All games listed are purchasable through Steam.
Grow Home
Grow Home is a very simple game. You play as a tiny robot stranded on an alien planet who needs to guide a monstrous plant back to its spaceship. Okay, maybe it’s not so simple, but it sure is fun to play.
What makes Grow Home so amazing is its internal unity. The gameplay, visual style and writing all unite under the same theme: growth. The core mechanic of the game is to climb, which can be tricky at first. The left and right mouse buttons are bound to your robot’s left and right hands. It takes some getting used to before you’re moving the camera, using the WASD keys and alternating between mouse clicks all in coordination with each other. But once you get it down, you start ascending the Star Plant with relative ease. When you get that down, the game starts introducing new mechanics. You have to start climbing at 90 degree angles and soon after, you’re traversing across cave ceilings. Most of the time you’re guiding plant buds into floating crystal islands to feed the Star Plant. The game keeps you busy with winding paths that seem to only function as a means to getting higher up in the game. Then you get to the end. When you look back from atop your sprawling tower of branching paths, those simple polygon graphics take on a kind of chaotic beauty.
Grow Home is a two hour game available for $3.99, and it’s worth every penny. On sale it can get as low as $1.50.
Snow
This multiplayer skiing game may look pretty rough around the edges, but it has a lot of potential. The game is still in development, but the portion I’ve played has been pretty enjoyable. It captures a kind of ridiculous version of skiing that I haven’t seen since the Wii game “We Ski.” Rather than a sports game centered around tricks, Snow is more of an exploration game on skis. You’re given a massive mountain with four faces and lots of terrain. By no means are you restricted to groomed runs and set paths. The game encourages you to go off the beaten track and explore. There are terrain parks, lodges, valleys, crevices, massive cliffs, forests, a castle and even a quarry. All that’s missing is a cave to explore.
It’s also just flat-out fun in its slightly broken state. I can’t tell you how many times I’ve spawned on a player in midair and caused them to crash or front-flip off a cliff, bounce off a rock and do another flip before landing.
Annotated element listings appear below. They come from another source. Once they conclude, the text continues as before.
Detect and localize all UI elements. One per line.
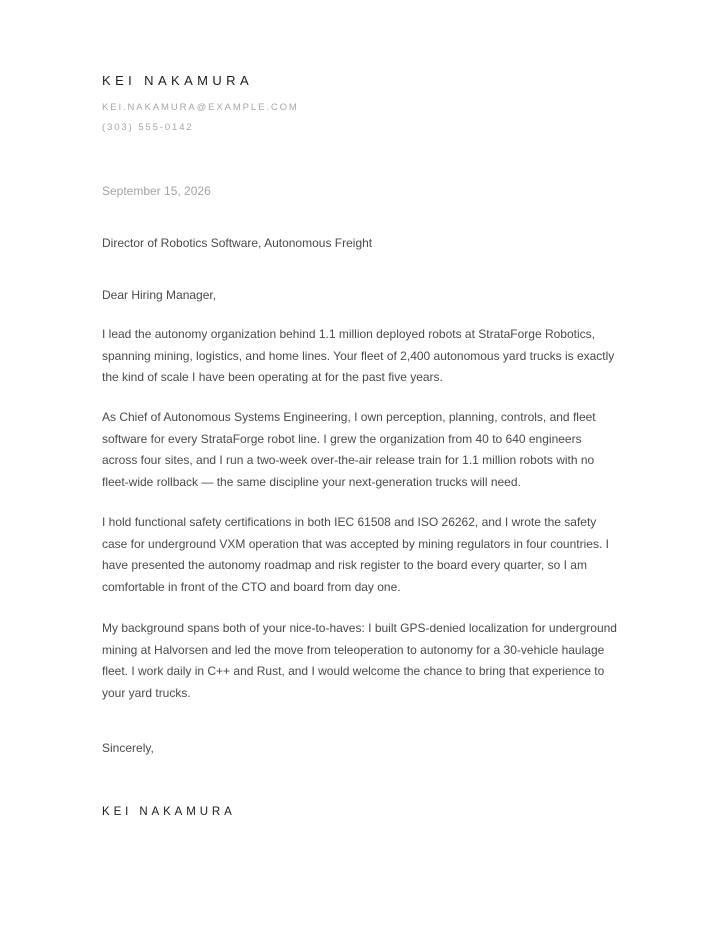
sender-name: KEI NAKAMURA (102, 73, 254, 88)
body-paragraph-1: I lead the autonomy organization behind 1.1 million deployed robots at StrataForge Robotics, spanning mining, logistics, and home lines. Your fleet of 2,400 autonomous yard trucks is exactly the kind of scale I have been operating at for the past five years. (102, 327, 615, 385)
recipient-line: Director of Robotics Software, Autonomous Freight (102, 236, 373, 250)
sender-phone: (303) 555-0142 (102, 122, 194, 133)
salutation: Dear Hiring Manager, (102, 288, 217, 302)
body-paragraph-3: I hold functional safety certifications in both IEC 61508 and ISO 26262, and I wrote the safety case for underground VXM operation that was accepted by mining regulators in four countries. I have presented the autonomy roadmap and risk register to the board every quarter, so I am comfortable in front of the CTO and board from day one. (102, 515, 609, 594)
body-paragraph-4: My background spans both of your nice-to-haves: I built GPS-denied localization for underground mining at Halvorsen and led the move from teleoperation to autonomy for a 30-vehicle haulage fleet. I work daily in C++ and Rust, and I would welcome the chance to bring that experience to your yard trucks. (102, 621, 617, 700)
signature-name: KEI NAKAMURA (102, 806, 236, 818)
closing: Sincerely, (102, 741, 154, 755)
body-paragraph-2: As Chief of Autonomous Systems Engineering, I own perception, planning, controls, and fleet software for every StrataForge robot line. I grew the organization from 40 to 640 engineers across four sites, and I run a two-week over-the-air release train for 1.1 million robots with no fleet-wide rollback — the same discipline your next-generation trucks will need. (102, 410, 596, 489)
letter-date: September 15, 2026 (102, 184, 211, 198)
sender-email: KEI.NAKAMURA@EXAMPLE.COM (102, 102, 299, 113)
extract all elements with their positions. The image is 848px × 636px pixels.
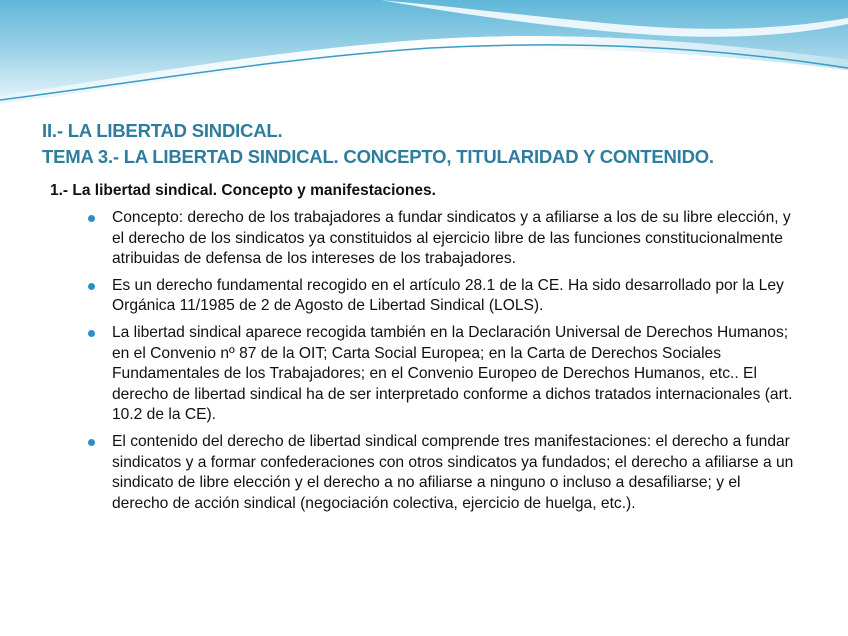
bullet-item [48, 276, 798, 317]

It’s a pretty good game, especially considering it’s free-to-play.
Darkest Dungeon
“Steel yourself and remember there can be no bravery without madness.” This dungeon crawler is one of the most brutal, unforgiving games I’ve ever played. The horrors of the hamlet are made real as you watch heroes that you’ve put hours into training get picked off one by one, all thanks to unlucky encounters with the monstrosities that plague your estate. The tired, somber narration compliments how draining the actual gameplay can be.
Yet the most exciting and intense turn-arounds can happen when, for a moment, luck is on your side — when the battle sudden sways in your direction thanks to a lucky strike or dodge. Sudden developments like these can make or break your run.
Ultimately, the game says it best: “Darkest Dungeon is about making the most of a bad situation.” Darkest Dungeon can be 30+ hour long game if you let it. It’s best to be played in doses of no longer than an hour. It’s available for $24.99.